We had the good fortune of connecting with Tara Jenkins and we’ve shared our conversation below.
Hi Tara, what led you to pursuing a creative path professionally?
I pursued a creative career because I felt an imperative to tell stories and amplify voices. That’s the romantic answer, but I think you have to be looking at the world from a bit of a romantic perspective to decide to embark upon a career in the arts. The on the ground, daily experience of pursuing a creative career is not very romantic. The freelance life is challenging and there are a lot of difficult decisions to be made about work/ life balance and about how to maintain a healthy outlook. That being said, it will only really work if you don’t lose that feeling of the magic of it all. I try to ground myself in what made me fall in love with film in the first place. I wanted to pursue this life because of a mix of selfish and altruistic reasons– nothing makes me feel more alive or less alone than storytelling. I want to share that feeling with other people as well. I can’t imagine a life without storytelling and creative expression, and ironically, that makes the practical choice the one to try and make a living in it.
Alright, so let’s move onto what keeps you busy professionally?
I was born in Phoenix to two PhDs. Quiet and soft-spoken, I seemed destined for a terminal degree and a private practice. As a bookish child, the arts seemed like a far cry from my future. In fifth grade, my parents forced me to join the cast of a children’s theatre production of Bugsy Malone, and much to their surprise, nothing was the same again. I found my voice through storytelling in front of the camera, and eventually, behind it. I went on to receive my BA in Theatre and Media Production from Pepperdine University, where I studied both acting and directing. From undergrad, I went straight into my MFA in Film Production from the USC School of Cinematic Arts. Through the first year of my time at USC, I found my passion for cinematography. I had been intimidated by the technical side of filmmaking, and felt that it wasn’t for me.
Now, I feel at home behind a camera. Women often aren’t welcomed in to the more technical fields of filmmaking. I am so glad that I was given a chance to find my passion for cinematography and I want to help create that pathway for other people who have been marginalized by the traditional filmmaking community. Things are changing and I am excited to be a part of that process.
I currently work in digital content for the American Society of Cinematographers and write for American Cinematographer while freelancing as a director of photography. I’m most proud of my documentary Spokespeople, which addresses transportation inequality by looking at the cycling community in Los Angeles. It was wonderful to work on something where I felt like I was able to amplify voices that needed to be heard and immerse myself in a subject that I knew little about but fell in love with. Spokespeople has gone on to win the USC First Look Outstanding Cinematography Award and Best Short Doc at the Rhode Island International Film Festival.
Any places to eat or things to do that you can share with our readers? If they have a friend visiting town, what are some spots they could take them to?

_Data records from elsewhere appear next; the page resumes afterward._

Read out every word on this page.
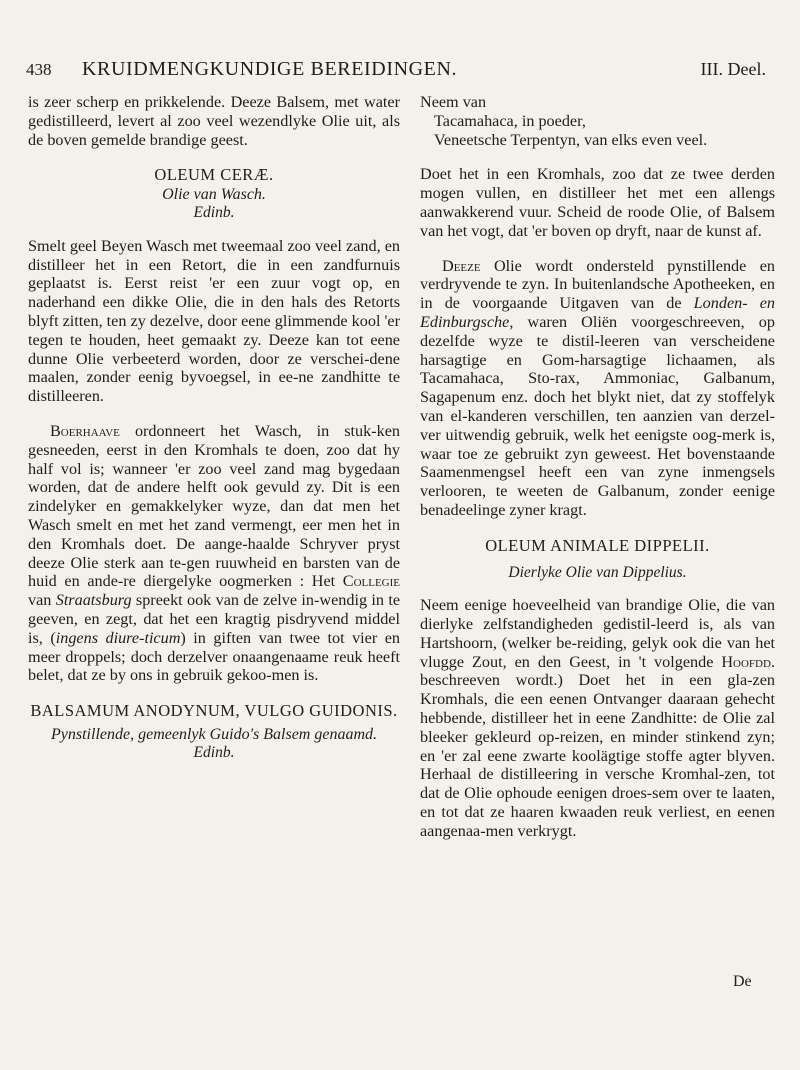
438 KRUIDMENGKUNDIGE BEREIDINGEN.	III. Deel.

is zeer scherp en prikkelende. Deeze Balsem, met water gedistilleerd, levert al zoo veel wezendlyke Olie uit, als de boven gemelde brandige geest.

OLEUM CERÆ.

Olie van Wasch.

Edinb.

Smelt geel Beyen Wasch met tweemaal zoo veel zand, en distilleer het in een Retort, die in een zandfurnuis geplaatst is. Eerst reist 'er een zuur vogt op, en naderhand een dikke Olie, die in den hals des Retorts blyft zitten, ten zy dezelve, door eene glimmende kool 'er tegen te houden, heet gemaakt zy. Deeze kan tot eene dunne Olie verbeeterd worden, door ze verschei-dene maalen, zonder eenig byvoegsel, in ee-ne zandhitte te distilleeren.

Boerhaave ordonneert het Wasch, in stuk-ken gesneeden, eerst in den Kromhals te doen, zoo dat hy half vol is; wanneer 'er zoo veel zand mag bygedaan worden, dat de andere helft ook gevuld zy. Dit is een zindelyker en gemakkelyker wyze, dan dat men het Wasch smelt en met het zand vermengt, eer men het in den Kromhals doet. De aange-haalde Schryver pryst deeze Olie sterk aan te-gen ruuwheid en barsten van de huid en ande-re diergelyke oogmerken : Het Collegie van Straatsburg spreekt ook van de zelve in-wendig in te geeven, en zegt, dat het een kragtig pisdryvend middel is, (ingens diure-ticum) in giften van twee tot vier en meer droppels; doch derzelver onaangenaame reuk heeft belet, dat ze by ons in gebruik gekoo-men is.

BALSAMUM ANODYNUM, VULGO GUIDONIS.

Pynstillende, gemeenlyk Guido's Balsem genaamd.

Edinb.

Neem van
Tacamahaca, in poeder,
Veneetsche Terpentyn, van elks even veel.

Doet het in een Kromhals, zoo dat ze twee derden mogen vullen, en distilleer het met een allengs aanwakkerend vuur. Scheid de roode Olie, of Balsem van het vogt, dat 'er boven op dryft, naar de kunst af.

Deeze Olie wordt ondersteld pynstillende en verdryvende te zyn. In buitenlandsche Apotheeken, en in de voorgaande Uitgaven van de Londen- en Edinburgsche, waren Oliën voorgeschreeven, op dezelfde wyze te distil-leeren van verscheidene harsagtige en Gom-harsagtige lichaamen, als Tacamahaca, Sto-rax, Ammoniac, Galbanum, Sagapenum enz. doch het blykt niet, dat zy stoffelyk van el-kanderen verschillen, ten aanzien van derzel-ver uitwendig gebruik, welk het eenigste oog-merk is, waar toe ze gebruikt zyn geweest. Het bovenstaande Saamenmengsel heeft een van zyne inmengsels verlooren, te weeten de Galbanum, zonder eenige benadeelinge zyner kragt.

OLEUM ANIMALE DIPPELII.

Dierlyke Olie van Dippelius.

Neem eenige hoeveelheid van brandige Olie, die van dierlyke zelfstandigheden gedistil-leerd is, als van Hartshoorn, (welker be-reiding, gelyk ook die van het vlugge Zout, en den Geest, in 't volgende Hoofdd. beschreeven wordt.) Doet het in een gla-zen Kromhals, die een eenen Ontvanger daaraan gehecht hebbende, distilleer het in eene Zandhitte: de Olie zal bleeker gekleurd op-reizen, en minder stinkend zyn; en 'er zal eene zwarte koolägtige stoffe agter blyven. Herhaal de distilleering in versche Kromhal-zen, tot dat de Olie ophoude eenigen droes-sem over te laaten, en tot dat ze haaren kwaaden reuk verliest, en eenen aangenaa-men verkrygt.

De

For me, showing someone around LA centers around two integral components: food and film. A week trip showing someone around the city would include multiple screenings at the New Beverly and American Cinematheque– hopefully catching some classic film prints. When my best friend visited from Arizona, we lucked out and were able to see Lawrence of Arabia in 70mm at the Aero. Just as vital as the film is the food. I would want to show someone the breadth of the cuisine in LA. We would have to get everything from street tacos to noodles and curry from my favorite place in Thai Town, Ruen Pair.
Shoutout is all about shouting out others who you feel deserve additional recognition and exposure. Who would you like to shoutout?

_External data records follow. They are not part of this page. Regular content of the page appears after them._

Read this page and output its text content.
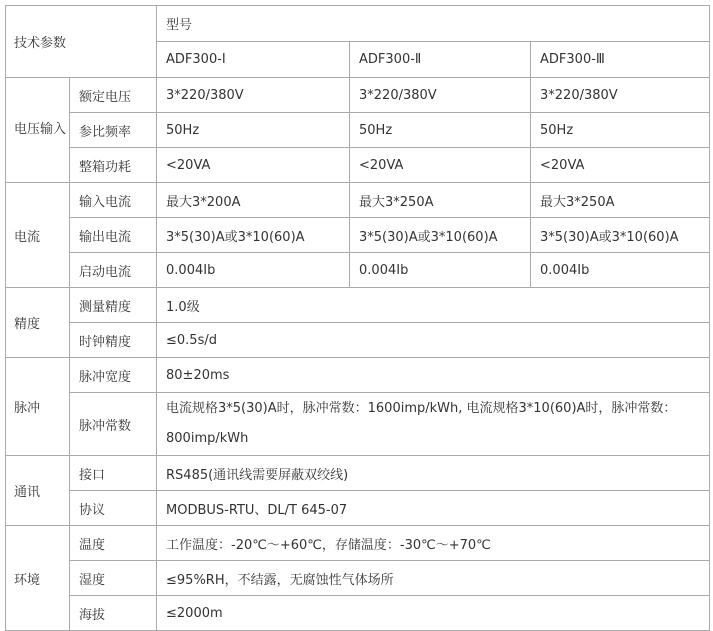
技术参数		型号		
		ADF300-Ⅰ	ADF300-Ⅱ	ADF300-Ⅲ
电压输入	额定电压	3*220/380V	3*220/380V	3*220/380V
	参比频率	50Hz	50Hz	50Hz
	整箱功耗	<20VA	<20VA	<20VA
电流	输入电流	最大3*200A	最大3*250A	最大3*250A
	输出电流	3*5(30)A或3*10(60)A	3*5(30)A或3*10(60)A	3*5(30)A或3*10(60)A
	启动电流	0.004Ib	0.004Ib	0.004Ib
精度	测量精度	1.0级		
	时钟精度	≤0.5s/d		
脉冲	脉冲宽度	80±20ms		
	脉冲常数	电流规格3*5(30)A时，脉冲常数：1600imp/kWh, 电流规格3*10(60)A时，脉冲常数：800imp/kWh		
通讯	接口	RS485(通讯线需要屏蔽双绞线)		
	协议	MODBUS-RTU、DL/T 645-07		
环境	温度	工作温度：-20℃～+60℃，存储温度：-30℃～+70℃		
	湿度	≤95%RH，不结露，无腐蚀性气体场所		
	海拔	≤2000m		
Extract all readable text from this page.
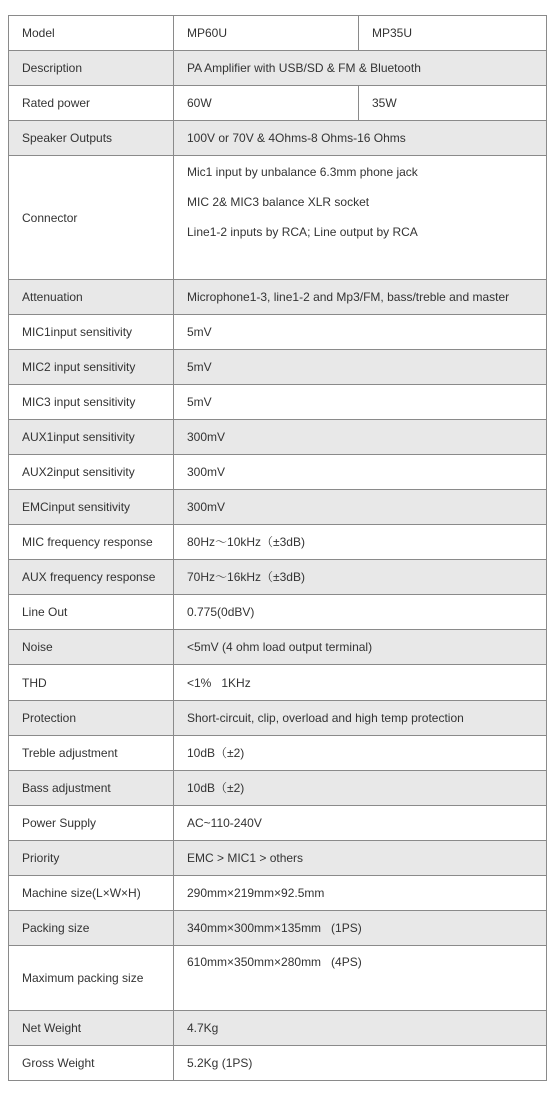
Model	MP60U	MP35U
Description	PA Amplifier with USB/SD & FM & Bluetooth	
Rated power	60W	35W
Speaker Outputs	100V or 70V & 4Ohms-8 Ohms-16 Ohms	
Connector	Mic1 input by unbalance 6.3mm phone jack
MIC 2& MIC3 balance XLR socket
Line1-2 inputs by RCA; Line output by RCA	

Attenuation	Microphone1-3, line1-2 and Mp3/FM, bass/treble and master	
MIC1input sensitivity	5mV	
MIC2 input sensitivity	5mV	
MIC3 input sensitivity	5mV	
AUX1input sensitivity	300mV	
AUX2input sensitivity	300mV	
EMCinput sensitivity	300mV	
MIC frequency response	80Hz～10kHz（±3dB)	
AUX frequency response	70Hz～16kHz（±3dB)	
Line Out	0.775(0dBV)	
Noise	<5mV (4 ohm load output terminal)	
THD	<1%   1KHz	
Protection	Short-circuit, clip, overload and high temp protection	
Treble adjustment	10dB（±2)	
Bass adjustment	10dB（±2)	
Power Supply	AC~110-240V	
Priority	EMC > MIC1 > others	
Machine size(L×W×H)	290mm×219mm×92.5mm	
Packing size	340mm×300mm×135mm   (1PS)	
Maximum packing size	610mm×350mm×280mm   (4PS)	
Net Weight	4.7Kg	
Gross Weight	5.2Kg (1PS)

I want to give Paul Maibaum, ASC a shout out. During my time at USC School of Cinematic Arts, it was the mentorship of Paul that helped me have the confidence to pursue a career in cinematography. He always believed in my ability behind the camera and gave me the advice I needed to succeed. It is because of Paul that I was able to start interning at the ASC (American Society of Cinematographers), where I currently work. I still know I can reach out to him whenever I have a question or want to complain about the ups and downs of freelancing. It has been so encouraging to me to know that someone who has faced the same challenges and came out highly successful is rooting for me.